= Social access =

Social access is a concept of the delivery of public services, facilities and amenities to intended user groups. Limited access may be due to their high cost, the lack of appropriate infrastructure or due to prejudices within the society that restrict use. Urban policy makers plan for universal access to potable water, sewerage disposal, solid waste disposal, medical aid and education. Policies may assume that the private sector delivers some or a part of these requirements. The actual "reach" of these systems is usually far less than required. This is particularly a concern in emerging, rapidly urbanizing societies.

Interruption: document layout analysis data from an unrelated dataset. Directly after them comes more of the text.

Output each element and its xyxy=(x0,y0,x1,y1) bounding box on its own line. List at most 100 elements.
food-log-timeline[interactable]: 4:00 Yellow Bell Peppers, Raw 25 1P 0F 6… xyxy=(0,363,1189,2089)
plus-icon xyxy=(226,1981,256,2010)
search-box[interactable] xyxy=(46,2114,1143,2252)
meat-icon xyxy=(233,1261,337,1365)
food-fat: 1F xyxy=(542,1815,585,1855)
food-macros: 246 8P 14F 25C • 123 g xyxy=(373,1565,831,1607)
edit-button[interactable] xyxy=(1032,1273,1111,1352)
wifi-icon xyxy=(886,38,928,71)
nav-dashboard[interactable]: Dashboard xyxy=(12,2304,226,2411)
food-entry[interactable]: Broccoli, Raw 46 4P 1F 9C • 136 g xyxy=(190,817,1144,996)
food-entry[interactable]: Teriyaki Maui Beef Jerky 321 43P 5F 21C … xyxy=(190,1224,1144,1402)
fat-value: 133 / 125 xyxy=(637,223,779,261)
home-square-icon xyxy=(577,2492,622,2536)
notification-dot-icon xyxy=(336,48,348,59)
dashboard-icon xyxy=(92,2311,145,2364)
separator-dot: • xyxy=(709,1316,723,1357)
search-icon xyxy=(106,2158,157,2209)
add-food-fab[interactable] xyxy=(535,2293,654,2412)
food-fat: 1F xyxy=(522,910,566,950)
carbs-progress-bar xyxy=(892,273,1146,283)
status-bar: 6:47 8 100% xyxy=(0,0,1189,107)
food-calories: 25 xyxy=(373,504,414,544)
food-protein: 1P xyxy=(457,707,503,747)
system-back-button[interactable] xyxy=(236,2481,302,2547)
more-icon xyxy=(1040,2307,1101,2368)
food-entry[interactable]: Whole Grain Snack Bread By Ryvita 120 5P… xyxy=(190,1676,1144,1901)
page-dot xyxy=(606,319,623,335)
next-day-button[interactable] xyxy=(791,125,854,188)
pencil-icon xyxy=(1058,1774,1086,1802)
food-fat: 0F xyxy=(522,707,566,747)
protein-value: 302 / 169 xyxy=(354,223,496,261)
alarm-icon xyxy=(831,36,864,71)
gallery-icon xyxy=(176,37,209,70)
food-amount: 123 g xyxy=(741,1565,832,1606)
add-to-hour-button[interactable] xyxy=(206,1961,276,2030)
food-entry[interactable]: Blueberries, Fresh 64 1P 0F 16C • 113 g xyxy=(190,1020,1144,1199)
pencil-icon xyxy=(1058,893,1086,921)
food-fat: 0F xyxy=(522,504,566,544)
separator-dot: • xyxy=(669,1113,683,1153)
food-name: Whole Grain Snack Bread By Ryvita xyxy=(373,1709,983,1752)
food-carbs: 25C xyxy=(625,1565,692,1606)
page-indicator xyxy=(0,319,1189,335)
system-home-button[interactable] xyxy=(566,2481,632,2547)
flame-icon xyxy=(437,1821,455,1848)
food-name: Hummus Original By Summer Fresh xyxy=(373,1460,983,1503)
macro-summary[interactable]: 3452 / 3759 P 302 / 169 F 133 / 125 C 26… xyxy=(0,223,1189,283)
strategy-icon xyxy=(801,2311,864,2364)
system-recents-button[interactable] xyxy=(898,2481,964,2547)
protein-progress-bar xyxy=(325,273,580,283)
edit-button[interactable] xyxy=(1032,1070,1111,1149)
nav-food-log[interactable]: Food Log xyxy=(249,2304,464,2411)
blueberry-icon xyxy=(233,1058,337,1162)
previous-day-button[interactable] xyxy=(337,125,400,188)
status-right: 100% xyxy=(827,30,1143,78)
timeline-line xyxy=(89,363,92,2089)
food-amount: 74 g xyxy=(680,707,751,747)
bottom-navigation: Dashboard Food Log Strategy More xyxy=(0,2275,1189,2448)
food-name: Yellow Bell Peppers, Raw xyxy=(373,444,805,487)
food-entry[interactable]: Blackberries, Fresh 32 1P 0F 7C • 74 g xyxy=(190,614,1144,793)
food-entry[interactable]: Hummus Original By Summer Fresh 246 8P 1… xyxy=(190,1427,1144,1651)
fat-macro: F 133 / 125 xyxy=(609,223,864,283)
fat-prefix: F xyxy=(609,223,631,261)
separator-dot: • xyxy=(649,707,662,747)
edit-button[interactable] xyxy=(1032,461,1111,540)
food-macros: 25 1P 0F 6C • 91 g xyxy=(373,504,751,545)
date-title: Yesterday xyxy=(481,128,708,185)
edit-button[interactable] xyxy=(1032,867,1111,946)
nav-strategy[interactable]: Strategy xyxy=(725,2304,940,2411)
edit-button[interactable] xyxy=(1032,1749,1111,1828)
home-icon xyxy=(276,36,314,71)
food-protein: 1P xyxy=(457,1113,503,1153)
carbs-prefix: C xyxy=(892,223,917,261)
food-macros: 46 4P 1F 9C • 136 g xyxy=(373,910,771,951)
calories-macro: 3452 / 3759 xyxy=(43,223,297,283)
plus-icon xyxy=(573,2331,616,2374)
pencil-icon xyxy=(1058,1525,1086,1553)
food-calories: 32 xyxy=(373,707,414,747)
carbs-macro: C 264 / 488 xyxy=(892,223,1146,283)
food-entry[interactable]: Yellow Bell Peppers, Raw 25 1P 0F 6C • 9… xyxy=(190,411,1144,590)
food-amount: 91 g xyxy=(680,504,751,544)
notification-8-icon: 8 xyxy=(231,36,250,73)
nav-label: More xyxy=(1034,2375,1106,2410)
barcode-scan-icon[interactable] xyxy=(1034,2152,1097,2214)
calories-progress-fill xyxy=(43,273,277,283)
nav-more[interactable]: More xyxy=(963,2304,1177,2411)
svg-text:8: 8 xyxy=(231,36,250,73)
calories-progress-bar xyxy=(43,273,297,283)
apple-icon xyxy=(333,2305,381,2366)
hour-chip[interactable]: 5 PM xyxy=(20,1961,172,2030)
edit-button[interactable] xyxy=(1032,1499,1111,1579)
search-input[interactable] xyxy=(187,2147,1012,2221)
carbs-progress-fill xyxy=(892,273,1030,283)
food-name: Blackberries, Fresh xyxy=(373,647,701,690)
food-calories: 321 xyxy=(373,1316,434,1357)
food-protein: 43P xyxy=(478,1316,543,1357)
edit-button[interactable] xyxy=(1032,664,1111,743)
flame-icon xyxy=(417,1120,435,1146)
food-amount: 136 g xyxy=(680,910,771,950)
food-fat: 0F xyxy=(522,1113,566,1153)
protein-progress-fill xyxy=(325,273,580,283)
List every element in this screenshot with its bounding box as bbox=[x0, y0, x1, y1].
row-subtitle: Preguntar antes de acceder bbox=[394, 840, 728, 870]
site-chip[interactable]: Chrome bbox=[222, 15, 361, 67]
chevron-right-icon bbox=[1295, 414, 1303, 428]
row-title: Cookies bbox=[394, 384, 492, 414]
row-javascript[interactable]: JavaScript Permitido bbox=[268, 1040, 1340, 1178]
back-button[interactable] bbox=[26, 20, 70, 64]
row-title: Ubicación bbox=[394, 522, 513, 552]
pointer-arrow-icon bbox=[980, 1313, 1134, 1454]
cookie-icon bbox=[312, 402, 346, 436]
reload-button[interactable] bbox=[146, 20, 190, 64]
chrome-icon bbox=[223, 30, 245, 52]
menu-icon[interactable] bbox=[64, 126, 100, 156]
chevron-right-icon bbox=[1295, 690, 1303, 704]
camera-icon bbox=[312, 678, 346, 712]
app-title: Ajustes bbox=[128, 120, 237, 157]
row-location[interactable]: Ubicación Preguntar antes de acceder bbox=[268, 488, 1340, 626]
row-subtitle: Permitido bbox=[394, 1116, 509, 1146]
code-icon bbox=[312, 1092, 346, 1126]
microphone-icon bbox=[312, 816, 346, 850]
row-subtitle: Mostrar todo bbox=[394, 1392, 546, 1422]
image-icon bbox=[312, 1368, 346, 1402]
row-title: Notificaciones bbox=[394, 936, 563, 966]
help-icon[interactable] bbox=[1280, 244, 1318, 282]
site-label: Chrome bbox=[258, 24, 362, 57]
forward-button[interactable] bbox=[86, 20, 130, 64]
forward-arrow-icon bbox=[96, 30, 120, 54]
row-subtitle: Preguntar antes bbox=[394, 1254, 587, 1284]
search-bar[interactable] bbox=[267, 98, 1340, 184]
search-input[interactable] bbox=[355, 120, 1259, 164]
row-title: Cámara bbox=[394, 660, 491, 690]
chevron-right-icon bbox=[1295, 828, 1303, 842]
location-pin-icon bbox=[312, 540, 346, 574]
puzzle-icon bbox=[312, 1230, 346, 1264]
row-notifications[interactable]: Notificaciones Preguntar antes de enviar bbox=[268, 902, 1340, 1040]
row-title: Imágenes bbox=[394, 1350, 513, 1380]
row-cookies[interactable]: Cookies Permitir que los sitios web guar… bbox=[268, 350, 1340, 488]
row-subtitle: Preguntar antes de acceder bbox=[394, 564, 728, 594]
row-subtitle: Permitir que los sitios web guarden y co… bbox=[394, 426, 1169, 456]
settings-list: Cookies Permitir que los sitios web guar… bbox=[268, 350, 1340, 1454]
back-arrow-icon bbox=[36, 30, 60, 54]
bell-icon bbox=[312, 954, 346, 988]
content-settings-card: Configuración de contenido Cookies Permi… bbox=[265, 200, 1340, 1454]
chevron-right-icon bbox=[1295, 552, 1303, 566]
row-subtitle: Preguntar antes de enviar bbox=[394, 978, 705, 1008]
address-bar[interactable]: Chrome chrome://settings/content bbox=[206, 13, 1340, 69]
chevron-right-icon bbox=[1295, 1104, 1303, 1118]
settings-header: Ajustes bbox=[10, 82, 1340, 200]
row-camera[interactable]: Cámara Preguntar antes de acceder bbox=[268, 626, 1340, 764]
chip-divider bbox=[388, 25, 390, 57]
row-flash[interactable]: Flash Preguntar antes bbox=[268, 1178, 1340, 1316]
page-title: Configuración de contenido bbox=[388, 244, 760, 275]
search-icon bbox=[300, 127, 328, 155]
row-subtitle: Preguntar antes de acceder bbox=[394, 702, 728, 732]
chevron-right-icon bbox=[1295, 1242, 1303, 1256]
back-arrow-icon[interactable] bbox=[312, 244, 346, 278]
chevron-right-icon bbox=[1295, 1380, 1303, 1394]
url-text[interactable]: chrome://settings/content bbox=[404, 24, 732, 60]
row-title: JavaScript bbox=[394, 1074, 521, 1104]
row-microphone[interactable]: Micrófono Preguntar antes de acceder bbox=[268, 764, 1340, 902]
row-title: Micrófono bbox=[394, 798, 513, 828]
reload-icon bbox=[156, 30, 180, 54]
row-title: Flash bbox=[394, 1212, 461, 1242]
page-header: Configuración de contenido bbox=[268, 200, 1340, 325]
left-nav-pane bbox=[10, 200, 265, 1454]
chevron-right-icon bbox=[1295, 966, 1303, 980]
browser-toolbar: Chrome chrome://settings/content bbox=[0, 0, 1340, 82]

Often a city has large sources of raw water, adequate purification facilities, and extensive trunk infrastructure bringing potable water into wards of the urban area, but appropriate user-end infrastructure like public taps, restrooms, and bathing places do not exist. The smallest residential plot allowed by urban planning standards may be too expensive, when priced by current market rates, for intended low income users to purchase. The building regulations may necessitate unaffordable standards of construction. The urban development control rules may add to the expenses which price shelter out of the reach of large urban markets. Social restrictions may act as barriers to ethnic groups, genders and minority communities. Social access is a concern to poverty alleviation and enhancing the living conditions of the urban poor.

Social access is central to the principles of intelligent urbanism that espouse social and economic opportunity as one of their basic axioms.